Showing posts with label mush. Show all posts
Showing posts with label mush. Show all posts

Saturday, November 22, 2008

World fame?


Musher Hans Gatt speaks to the media in Whitehorse, Yukon Territory, before dawn on February 25, 2004, after winning his third consecutive Yukon Quest sled-dog race.

I took this photo within a few weeks of getting my first (and, to date, my only) good digital camera. As I did a number of other times while in Alaska, I melded together a work/vacation trip - this time, to cover a high school basketball story in Skagway while also venturing north into the Yukon to catch the end of the Yukon Quest sled-dog race.

My paper didn't generally cover sled-dog races beyond what the AP sent us, because there wasn't much connection to Juneau (little level land = little room for sled-dog events). But, this particular year a musher with a Juneau connection was involved in the race (as a dog handler, not a competitor), and I wanted to see a sled-dog race. And, the Yukon Quest - arguably the second-biggest sled-dog race in the world behind the Iditarod - which switches directions each year, happened to be finishing at the end closest to Juneau - Whitehorse - instead of the other possible ending, in Fairbanks.
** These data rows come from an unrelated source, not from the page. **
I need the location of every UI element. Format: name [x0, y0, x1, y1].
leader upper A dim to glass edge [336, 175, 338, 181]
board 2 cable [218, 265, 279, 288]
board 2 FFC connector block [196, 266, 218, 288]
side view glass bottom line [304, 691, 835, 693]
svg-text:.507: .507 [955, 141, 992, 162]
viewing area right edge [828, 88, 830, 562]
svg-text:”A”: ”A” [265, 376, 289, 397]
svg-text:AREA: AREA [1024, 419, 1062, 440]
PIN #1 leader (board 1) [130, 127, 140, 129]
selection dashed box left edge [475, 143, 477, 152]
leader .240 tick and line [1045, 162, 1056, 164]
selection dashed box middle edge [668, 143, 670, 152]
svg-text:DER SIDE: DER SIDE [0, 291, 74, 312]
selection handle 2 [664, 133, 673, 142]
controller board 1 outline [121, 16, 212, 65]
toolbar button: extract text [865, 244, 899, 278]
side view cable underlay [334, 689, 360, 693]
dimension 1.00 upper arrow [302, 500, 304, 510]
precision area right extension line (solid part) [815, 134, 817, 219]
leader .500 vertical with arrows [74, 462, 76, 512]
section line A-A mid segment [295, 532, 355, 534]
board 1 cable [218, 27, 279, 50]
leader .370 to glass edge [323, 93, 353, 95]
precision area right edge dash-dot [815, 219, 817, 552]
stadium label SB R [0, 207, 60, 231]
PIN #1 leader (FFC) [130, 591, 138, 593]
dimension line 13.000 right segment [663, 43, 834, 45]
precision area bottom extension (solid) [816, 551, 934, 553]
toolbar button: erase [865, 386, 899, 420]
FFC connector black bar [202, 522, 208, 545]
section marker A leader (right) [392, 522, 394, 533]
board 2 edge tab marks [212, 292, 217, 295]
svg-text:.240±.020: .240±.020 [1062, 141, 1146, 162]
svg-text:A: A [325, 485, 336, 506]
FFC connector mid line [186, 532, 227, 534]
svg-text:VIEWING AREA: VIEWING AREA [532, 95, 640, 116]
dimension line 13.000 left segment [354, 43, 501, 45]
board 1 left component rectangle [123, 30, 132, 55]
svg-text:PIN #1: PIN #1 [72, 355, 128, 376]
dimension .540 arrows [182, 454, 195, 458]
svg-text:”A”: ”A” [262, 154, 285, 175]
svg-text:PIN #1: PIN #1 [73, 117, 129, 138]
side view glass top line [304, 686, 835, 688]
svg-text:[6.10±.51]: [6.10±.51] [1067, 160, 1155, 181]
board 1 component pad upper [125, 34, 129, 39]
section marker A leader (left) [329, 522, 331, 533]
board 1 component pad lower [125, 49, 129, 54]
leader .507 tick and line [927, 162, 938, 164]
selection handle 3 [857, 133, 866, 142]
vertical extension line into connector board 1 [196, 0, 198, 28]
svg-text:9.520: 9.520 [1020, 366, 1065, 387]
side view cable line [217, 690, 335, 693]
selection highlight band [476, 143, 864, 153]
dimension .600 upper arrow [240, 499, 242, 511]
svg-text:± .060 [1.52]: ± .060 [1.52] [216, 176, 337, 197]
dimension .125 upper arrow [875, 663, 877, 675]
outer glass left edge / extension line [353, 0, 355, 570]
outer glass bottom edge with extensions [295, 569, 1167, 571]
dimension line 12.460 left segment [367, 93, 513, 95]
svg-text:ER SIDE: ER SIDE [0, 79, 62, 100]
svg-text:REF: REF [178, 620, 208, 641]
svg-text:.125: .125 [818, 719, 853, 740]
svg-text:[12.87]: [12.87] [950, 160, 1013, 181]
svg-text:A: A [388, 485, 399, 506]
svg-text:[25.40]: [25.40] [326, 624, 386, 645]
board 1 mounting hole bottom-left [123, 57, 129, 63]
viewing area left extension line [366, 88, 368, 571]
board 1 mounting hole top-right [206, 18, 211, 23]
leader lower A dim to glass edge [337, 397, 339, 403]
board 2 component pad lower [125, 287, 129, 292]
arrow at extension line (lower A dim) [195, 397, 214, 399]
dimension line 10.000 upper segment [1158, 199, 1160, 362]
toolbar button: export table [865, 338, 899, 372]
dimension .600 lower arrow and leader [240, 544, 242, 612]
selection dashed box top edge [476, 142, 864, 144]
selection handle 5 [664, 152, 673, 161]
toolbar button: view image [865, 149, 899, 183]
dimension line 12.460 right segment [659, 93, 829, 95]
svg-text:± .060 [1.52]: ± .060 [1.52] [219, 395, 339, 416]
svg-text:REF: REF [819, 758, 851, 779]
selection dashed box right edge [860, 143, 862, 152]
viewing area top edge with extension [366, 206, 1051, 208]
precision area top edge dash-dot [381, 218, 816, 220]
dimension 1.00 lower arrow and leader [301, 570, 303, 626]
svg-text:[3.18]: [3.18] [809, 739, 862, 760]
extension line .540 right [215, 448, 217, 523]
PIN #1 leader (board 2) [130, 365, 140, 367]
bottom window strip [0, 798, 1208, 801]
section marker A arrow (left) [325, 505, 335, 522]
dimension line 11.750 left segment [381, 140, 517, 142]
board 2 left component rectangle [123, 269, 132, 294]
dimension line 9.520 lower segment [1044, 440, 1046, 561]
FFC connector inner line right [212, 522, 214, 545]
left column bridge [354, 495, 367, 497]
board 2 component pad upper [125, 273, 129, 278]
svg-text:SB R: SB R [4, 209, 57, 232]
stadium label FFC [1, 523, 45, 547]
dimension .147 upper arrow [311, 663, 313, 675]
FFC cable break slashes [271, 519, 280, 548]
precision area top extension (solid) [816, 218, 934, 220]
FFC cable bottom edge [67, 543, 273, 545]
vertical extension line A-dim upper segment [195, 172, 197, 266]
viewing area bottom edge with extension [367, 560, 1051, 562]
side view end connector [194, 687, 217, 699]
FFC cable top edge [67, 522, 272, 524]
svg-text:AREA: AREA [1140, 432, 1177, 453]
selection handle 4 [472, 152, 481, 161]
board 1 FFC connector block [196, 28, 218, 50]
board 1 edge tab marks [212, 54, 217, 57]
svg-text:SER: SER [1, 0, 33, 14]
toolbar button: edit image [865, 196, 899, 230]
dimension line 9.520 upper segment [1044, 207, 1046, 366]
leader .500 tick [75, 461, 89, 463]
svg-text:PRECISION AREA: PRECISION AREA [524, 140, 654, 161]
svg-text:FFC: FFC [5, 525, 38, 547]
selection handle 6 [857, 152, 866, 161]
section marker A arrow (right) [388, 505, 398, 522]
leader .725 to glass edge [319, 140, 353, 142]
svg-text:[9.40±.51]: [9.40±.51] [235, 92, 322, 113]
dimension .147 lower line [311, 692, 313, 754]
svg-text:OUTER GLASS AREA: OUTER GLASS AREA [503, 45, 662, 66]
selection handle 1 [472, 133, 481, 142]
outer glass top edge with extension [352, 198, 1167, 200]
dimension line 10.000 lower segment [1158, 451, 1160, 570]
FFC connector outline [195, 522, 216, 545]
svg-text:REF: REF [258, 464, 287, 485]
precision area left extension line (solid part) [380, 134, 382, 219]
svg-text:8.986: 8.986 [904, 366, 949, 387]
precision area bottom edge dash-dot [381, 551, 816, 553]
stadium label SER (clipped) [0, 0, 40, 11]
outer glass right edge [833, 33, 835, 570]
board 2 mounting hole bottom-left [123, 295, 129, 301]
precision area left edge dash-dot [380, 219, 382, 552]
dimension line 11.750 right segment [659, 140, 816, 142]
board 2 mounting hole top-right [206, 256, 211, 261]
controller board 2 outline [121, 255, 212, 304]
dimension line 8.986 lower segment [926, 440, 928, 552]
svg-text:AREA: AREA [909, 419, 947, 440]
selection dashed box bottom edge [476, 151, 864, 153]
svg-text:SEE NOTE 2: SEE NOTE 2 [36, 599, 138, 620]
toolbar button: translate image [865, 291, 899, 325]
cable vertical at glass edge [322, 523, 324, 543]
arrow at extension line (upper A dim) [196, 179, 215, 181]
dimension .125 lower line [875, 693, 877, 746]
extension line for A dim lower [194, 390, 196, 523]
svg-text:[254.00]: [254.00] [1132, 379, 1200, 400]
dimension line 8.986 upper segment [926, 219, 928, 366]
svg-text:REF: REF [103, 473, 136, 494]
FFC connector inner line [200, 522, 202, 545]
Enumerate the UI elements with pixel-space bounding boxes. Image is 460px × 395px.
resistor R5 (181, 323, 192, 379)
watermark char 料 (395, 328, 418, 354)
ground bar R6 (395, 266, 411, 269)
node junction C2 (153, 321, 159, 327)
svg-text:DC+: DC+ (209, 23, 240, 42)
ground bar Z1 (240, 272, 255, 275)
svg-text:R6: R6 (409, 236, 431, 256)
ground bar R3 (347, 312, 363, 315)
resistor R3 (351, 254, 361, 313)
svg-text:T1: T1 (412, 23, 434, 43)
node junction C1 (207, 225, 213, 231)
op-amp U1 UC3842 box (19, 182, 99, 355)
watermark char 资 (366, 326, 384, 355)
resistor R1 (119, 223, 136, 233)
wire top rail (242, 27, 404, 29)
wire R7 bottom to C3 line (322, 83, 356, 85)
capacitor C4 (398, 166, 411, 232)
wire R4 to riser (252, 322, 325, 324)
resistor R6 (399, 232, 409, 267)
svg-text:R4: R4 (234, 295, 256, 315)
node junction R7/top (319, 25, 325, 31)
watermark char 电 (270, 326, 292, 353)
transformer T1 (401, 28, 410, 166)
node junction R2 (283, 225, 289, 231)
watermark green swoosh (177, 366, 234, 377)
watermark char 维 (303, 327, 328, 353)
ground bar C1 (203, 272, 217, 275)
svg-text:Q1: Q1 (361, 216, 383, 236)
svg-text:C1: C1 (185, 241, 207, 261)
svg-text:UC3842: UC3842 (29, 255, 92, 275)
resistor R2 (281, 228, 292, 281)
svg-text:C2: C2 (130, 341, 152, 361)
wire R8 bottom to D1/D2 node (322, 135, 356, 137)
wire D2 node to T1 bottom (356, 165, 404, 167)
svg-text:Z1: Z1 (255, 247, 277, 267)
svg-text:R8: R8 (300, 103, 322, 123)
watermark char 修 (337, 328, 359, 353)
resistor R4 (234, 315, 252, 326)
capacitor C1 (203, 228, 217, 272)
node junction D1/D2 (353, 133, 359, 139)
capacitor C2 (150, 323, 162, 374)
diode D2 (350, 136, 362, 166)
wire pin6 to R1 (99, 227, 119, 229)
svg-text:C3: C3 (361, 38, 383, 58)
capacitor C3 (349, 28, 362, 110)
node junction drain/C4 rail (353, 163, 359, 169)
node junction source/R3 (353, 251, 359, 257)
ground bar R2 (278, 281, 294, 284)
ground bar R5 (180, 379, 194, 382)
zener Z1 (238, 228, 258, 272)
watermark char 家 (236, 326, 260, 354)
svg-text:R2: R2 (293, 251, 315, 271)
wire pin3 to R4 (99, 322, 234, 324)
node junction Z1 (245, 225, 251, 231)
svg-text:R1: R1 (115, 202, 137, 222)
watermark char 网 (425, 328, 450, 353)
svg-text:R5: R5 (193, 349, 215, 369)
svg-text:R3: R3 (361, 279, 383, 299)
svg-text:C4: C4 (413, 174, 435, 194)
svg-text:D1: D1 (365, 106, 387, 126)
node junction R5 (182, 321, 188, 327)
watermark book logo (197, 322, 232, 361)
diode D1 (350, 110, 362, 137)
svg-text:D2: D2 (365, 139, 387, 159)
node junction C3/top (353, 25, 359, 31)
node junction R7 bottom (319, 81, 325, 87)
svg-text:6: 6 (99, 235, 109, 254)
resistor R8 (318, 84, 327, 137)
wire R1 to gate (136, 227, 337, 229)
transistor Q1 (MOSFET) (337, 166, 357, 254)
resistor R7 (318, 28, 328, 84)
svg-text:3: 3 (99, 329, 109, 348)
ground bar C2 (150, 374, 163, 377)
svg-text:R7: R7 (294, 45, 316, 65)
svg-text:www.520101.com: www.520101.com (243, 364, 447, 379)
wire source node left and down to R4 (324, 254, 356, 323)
So, I headed up into the Yukon in my Saturn sedan in the dead of winter, caught up with the local handler at a checkpoint called Braeburn Lodge, north of Whitehorse, and then headed back to the territorial capital to catch the winner crossing the finish line - Hans Gatt, a well-known musher who that year won the race for the third consecutive time. Because the work I had to do - covering that local connection - was done, I was free to roam around and play "paparazzi" at the finish line, jostling in the crowd to get a good shot of the winner.

I had sent photos to the AP wire before, but I had been using film cameras. So, I'd have to wait a few hours to get the shots developed, and then try to find a place to scan in film or negatives, tone them, and then post them. This time was my first experience with digital - I uploaded the photos to my laptop, worked them up and sent them to AP in a fraction of the time.

The photo above was one of the first - if not the first - finish photos on the wire, and as such got picked up by the Anchorage paper and one of the big papers in Vancouver (the Province, the tabloid-y one, which used my photo big with the headline "Praise be to Gatt").

The experience really drove home the possibilities that digital photos opened up - and was doubly cool because I got to see my photo used in other papers. It wasn't the New York Times, but ... a paper in the U.S., a paper in Canada - I guess I can say that my photo was seen by an international audience.